Thanks to an influx of Washington's East Indian population, Seattle is becoming a hotbed of Eastern

By Seattle Mag December 31, 1969

Category: seattlepi.com teaser headlines

 

Thanks to an influx of Washington’s East Indian population, Seattle is becoming a hotbed of Eastern arts. As Indian expats share the dance, theater, film, music and literature traditions of their native country, our city reaps the rich cultural benefits

Indu Sundaresan {Writer}

Talking with novelist and short-story writer Indu Sundaresan is a little like reading one of her intricate, precise tales of life in 17th-century Mughal India. Born and raised in India, Sundaresan came to the States 20 years ago to earn an M.A. in economics and an M.S. in operations research from the University of Delaware (she moved to Seattle in 1993). “I intended to be an economist,” she says, “but began my first novel simply because I thought I could write a novel.” Turns out she was correct. In fact, she incorporates the mark of the true storyteller—intricate plot twists, character development and careful word choice—in explaining even the most quotidian events of her life.

Sundaresan’s fourth work of historical fiction, Shadow Princess, will be released by Atria Books in April 2010. The book returns to the narrative she began in her first novel, The Twentieth Wife (2003) and continued in The Feast of Roses (2004)—an imagined account of real-life empress Nur Jahan, whose niece’s death inspired Shah Jahan to build the Taj Mahal. “Indian people have been hearing these stories all their lives,” she says. “The stories about the powerful empress of India are like bedtime stories.

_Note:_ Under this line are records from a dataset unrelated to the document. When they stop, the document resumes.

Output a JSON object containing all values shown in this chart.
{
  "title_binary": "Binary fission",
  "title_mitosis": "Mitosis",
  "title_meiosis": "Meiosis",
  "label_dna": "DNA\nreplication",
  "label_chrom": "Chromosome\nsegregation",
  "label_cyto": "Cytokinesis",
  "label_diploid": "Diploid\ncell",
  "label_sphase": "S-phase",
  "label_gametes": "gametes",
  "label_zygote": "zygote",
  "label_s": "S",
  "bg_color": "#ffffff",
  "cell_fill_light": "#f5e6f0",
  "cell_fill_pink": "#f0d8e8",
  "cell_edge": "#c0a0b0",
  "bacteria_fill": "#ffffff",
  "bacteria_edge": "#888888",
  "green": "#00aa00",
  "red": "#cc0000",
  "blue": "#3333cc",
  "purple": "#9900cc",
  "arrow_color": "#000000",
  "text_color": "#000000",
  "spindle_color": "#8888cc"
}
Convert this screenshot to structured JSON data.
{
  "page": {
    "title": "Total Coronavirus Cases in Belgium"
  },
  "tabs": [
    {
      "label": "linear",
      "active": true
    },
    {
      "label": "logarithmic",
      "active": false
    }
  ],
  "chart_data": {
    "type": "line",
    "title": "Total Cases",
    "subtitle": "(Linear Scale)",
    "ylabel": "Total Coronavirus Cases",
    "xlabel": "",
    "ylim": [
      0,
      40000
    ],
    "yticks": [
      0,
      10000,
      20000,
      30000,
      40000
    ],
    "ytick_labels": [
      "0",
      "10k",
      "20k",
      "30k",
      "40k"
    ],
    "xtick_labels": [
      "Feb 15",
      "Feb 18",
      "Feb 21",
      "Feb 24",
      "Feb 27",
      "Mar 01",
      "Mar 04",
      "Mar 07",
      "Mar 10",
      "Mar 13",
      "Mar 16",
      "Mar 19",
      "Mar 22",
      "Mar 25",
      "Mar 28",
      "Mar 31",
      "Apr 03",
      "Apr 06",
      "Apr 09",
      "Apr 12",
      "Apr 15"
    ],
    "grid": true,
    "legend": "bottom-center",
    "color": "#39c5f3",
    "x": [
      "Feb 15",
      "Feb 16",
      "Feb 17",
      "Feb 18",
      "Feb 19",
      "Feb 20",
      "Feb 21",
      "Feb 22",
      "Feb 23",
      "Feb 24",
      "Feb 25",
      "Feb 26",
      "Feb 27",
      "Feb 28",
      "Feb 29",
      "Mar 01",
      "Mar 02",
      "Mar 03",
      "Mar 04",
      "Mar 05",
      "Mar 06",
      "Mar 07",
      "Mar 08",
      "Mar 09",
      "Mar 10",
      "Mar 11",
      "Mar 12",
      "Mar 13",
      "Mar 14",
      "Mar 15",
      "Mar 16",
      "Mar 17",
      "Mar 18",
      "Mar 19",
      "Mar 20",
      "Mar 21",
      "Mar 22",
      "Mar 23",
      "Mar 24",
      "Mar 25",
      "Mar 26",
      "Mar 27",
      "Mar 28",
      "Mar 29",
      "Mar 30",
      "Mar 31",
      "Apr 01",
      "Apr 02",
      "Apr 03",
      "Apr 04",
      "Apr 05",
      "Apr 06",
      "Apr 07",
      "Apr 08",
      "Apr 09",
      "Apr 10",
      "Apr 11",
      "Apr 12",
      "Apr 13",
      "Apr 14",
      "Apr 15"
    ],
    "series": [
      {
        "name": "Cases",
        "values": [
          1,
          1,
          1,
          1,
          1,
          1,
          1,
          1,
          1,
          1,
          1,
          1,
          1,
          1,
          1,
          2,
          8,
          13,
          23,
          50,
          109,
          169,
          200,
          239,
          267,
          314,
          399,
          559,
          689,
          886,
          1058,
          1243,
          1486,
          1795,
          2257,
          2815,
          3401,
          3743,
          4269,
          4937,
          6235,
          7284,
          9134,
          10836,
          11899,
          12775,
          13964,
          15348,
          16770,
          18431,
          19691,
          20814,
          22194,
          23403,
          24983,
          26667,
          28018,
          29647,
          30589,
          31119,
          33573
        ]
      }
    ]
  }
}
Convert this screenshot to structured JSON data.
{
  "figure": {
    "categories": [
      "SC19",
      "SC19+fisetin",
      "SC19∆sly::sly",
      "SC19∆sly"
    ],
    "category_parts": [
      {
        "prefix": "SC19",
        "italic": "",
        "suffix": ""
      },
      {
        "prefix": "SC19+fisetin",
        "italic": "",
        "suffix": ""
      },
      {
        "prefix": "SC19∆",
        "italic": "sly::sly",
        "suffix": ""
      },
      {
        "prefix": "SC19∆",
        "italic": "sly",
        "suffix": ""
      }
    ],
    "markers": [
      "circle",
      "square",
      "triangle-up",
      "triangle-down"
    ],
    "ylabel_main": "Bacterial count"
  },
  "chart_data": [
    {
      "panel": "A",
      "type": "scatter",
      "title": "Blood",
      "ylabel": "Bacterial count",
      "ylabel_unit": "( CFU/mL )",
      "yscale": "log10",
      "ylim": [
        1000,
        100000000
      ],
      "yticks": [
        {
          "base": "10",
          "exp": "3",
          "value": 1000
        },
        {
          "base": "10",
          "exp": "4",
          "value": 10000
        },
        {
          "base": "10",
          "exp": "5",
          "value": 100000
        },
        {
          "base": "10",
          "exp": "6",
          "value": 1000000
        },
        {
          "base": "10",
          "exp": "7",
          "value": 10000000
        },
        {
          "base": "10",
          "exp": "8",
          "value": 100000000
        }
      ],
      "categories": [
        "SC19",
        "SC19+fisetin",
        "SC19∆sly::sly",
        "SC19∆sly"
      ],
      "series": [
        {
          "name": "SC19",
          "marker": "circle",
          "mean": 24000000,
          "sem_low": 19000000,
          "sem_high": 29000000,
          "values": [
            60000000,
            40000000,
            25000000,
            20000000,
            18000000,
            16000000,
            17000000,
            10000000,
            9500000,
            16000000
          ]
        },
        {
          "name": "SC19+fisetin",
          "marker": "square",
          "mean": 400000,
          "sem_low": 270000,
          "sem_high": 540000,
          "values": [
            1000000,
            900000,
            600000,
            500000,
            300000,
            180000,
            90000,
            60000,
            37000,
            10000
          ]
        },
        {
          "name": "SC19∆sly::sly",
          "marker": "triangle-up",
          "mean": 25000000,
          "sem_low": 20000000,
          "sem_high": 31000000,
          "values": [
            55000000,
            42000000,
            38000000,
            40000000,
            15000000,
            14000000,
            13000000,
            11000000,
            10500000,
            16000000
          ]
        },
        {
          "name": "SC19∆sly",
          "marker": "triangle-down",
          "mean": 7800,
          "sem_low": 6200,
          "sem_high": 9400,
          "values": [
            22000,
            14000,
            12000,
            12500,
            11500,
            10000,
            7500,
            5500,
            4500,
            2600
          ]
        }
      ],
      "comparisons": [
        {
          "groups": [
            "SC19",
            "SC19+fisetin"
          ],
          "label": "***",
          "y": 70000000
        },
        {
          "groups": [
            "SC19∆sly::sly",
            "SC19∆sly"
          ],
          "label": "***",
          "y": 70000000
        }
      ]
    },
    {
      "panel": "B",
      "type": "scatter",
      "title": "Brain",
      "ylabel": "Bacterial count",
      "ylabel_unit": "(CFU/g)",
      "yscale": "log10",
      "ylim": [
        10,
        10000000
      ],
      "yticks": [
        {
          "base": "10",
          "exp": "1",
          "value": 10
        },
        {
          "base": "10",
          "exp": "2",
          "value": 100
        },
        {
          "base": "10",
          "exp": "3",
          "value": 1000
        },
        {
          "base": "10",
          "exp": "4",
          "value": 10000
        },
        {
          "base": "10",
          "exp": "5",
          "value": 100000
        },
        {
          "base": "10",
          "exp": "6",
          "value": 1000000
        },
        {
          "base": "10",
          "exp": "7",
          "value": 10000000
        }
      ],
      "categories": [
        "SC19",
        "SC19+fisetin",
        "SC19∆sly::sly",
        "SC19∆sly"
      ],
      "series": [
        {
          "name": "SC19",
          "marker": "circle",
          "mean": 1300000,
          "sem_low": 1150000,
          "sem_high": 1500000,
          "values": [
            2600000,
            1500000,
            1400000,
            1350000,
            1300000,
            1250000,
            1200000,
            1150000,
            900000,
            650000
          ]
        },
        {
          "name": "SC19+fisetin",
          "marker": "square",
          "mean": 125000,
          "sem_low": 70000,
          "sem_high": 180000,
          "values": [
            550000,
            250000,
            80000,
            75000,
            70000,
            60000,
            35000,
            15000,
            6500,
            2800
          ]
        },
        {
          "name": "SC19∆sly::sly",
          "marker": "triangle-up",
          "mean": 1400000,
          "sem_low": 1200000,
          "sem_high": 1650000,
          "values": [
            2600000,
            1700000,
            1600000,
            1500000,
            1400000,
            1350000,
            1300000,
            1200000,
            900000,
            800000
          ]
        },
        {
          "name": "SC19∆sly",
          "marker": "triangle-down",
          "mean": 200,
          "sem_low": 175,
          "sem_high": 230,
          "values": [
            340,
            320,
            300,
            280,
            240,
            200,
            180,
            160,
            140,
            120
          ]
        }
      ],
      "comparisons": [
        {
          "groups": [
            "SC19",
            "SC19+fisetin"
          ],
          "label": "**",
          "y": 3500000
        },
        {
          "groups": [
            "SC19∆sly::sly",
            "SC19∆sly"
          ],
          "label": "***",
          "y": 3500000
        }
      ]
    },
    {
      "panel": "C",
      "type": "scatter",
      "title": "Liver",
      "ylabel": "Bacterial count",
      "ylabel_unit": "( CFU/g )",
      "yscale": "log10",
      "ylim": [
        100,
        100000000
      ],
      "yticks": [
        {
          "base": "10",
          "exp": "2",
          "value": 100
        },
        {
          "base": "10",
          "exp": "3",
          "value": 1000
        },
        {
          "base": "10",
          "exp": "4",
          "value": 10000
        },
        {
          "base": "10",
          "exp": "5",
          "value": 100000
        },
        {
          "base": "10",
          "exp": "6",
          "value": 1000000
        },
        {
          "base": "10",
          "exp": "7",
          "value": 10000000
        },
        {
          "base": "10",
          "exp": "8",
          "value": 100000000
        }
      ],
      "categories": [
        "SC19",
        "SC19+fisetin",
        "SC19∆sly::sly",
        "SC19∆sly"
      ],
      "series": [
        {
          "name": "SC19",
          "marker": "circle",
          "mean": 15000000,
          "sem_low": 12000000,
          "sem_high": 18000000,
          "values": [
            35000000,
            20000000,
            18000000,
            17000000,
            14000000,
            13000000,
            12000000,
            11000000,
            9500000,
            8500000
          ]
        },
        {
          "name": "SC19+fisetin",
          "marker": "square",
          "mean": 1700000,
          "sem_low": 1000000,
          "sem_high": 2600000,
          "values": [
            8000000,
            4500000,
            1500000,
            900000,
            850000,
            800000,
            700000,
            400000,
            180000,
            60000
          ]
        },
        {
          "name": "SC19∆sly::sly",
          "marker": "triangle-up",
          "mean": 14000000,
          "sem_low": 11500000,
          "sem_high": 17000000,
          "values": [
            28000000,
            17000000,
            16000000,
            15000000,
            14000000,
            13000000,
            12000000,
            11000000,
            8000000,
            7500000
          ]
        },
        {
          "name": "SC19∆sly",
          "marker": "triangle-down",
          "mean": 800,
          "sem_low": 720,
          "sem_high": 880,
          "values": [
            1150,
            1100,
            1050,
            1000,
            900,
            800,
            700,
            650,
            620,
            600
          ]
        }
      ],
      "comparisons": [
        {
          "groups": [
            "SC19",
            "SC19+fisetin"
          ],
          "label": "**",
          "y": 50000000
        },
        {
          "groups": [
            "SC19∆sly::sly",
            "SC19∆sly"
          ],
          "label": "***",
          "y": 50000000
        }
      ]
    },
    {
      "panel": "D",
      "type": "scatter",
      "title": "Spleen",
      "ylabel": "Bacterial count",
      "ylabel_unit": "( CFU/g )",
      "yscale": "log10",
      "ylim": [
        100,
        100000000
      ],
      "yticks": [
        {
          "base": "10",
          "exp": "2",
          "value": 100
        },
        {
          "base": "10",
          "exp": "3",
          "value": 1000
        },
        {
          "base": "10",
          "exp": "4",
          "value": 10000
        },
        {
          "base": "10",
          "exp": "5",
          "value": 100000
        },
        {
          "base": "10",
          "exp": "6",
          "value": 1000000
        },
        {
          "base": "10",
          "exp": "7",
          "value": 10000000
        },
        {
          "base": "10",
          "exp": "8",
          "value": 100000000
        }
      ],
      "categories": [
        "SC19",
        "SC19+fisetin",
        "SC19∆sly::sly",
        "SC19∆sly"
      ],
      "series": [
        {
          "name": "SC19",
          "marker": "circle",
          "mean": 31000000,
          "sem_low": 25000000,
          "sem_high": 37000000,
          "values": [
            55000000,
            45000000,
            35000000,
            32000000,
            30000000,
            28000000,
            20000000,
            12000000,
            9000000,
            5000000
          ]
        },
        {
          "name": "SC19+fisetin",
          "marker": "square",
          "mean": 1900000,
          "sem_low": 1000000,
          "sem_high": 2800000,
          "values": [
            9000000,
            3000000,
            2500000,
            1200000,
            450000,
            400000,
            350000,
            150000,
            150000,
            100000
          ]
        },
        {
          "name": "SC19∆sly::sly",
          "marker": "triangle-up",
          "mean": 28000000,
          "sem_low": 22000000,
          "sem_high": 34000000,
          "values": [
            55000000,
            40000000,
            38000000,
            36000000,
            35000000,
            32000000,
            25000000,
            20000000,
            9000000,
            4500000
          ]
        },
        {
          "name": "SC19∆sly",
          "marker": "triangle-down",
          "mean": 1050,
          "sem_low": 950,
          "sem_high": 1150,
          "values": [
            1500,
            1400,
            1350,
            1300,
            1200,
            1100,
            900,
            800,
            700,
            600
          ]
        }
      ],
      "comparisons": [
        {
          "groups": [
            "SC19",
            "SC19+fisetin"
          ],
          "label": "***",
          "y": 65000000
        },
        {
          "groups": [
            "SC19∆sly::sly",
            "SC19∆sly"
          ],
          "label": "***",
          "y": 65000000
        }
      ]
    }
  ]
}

And people who do not know about Indian history respond to the themes of perseverance and strength.”

Sundaresan’s tales may be 400 years old, but her means for researching her subjects are distinctly modern. Based in Redmond, she reads about 17th-century Indian politics, intrigue and love from the comfort of the Bellevue and Redmond public libraries and the Suzzallo and Allen libraries on the University of Washington campus. “There were six main emperors of Mughal India,” she says. “All of them left printed memoirs or biographies in Turkish or Persian. They have all been translated into English. I can just sit in Seattle and read about 17th-century India.”